YOLOv4, which stands for "You Only Look Once version 4," is designed with several innovative features that optimize its performance. Key features include:
- **Weighted-Residual-Connections (WRC)**
- **Cross-Stage-Partial-connections (CSP)**
- **Cross mini-Batch Normalization (CmBN)**
- **Self-adversarial training (SAT)**
- **Mish-activation**
- **Mosaic data augmentation**
- **DropBlock regularization**
- **CIoU loss**
These features collectively enhance YOLOv4's speed and accuracy, making it ideal for real-time object detection tasks. For more details on its architecture, you can visit the [YOLOv4 section](https://docs.ultralytics.com/models/yolov4).
### How does YOLOv4 compare to its predecessor, YOLOv3?

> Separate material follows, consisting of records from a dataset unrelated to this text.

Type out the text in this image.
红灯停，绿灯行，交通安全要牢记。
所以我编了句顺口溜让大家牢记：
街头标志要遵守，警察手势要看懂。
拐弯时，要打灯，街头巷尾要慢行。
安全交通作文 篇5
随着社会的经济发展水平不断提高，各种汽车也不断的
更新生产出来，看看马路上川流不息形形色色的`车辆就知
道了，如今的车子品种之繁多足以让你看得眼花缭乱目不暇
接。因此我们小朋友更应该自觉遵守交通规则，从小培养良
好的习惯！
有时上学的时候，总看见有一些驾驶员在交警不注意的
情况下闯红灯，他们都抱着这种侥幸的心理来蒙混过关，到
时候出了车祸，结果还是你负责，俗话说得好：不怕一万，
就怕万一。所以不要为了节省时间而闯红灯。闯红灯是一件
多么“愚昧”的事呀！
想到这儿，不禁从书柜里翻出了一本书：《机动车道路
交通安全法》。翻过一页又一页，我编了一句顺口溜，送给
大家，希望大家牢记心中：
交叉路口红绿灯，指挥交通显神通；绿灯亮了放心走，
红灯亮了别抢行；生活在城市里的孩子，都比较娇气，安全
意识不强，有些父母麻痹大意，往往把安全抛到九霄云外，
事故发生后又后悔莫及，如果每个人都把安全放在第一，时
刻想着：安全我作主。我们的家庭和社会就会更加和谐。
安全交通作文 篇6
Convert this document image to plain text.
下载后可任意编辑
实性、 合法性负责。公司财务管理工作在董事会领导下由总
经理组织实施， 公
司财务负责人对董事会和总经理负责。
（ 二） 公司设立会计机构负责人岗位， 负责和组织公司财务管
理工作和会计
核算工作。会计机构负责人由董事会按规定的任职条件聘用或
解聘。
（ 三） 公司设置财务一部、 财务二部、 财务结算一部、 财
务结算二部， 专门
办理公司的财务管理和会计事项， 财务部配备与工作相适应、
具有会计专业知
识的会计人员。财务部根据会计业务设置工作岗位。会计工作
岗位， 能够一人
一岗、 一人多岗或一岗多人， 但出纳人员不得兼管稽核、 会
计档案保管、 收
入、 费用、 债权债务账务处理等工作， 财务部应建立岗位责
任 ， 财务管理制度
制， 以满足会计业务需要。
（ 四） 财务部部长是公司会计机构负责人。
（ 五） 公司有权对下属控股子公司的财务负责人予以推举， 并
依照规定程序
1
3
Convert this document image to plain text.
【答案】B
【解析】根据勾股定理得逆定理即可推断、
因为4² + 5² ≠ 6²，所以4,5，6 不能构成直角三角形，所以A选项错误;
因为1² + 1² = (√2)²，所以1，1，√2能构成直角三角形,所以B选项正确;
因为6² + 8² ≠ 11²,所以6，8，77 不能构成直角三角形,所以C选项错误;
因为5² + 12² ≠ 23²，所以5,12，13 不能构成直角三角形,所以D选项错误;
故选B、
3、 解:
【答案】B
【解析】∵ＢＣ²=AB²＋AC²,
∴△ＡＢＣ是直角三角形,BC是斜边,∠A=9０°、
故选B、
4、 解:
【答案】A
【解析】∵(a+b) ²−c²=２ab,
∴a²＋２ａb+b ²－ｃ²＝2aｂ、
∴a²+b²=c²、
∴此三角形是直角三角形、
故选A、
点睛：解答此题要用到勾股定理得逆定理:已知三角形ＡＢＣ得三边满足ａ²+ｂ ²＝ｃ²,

YOLOv4 introduces several improvements over YOLOv3, including advanced features such as Weighted-Residual-Connections (WRC), Cross-Stage-Partial-connections (CSP), and Cross mini-Batch Normalization (CmBN). These enhancements contribute to better speed and accuracy in object detection:
- **Higher Accuracy:** YOLOv4 achieves state-of-the-art results in object detection benchmarks.
- **Improved Speed:** Despite its complex architecture, YOLOv4 maintains real-time performance.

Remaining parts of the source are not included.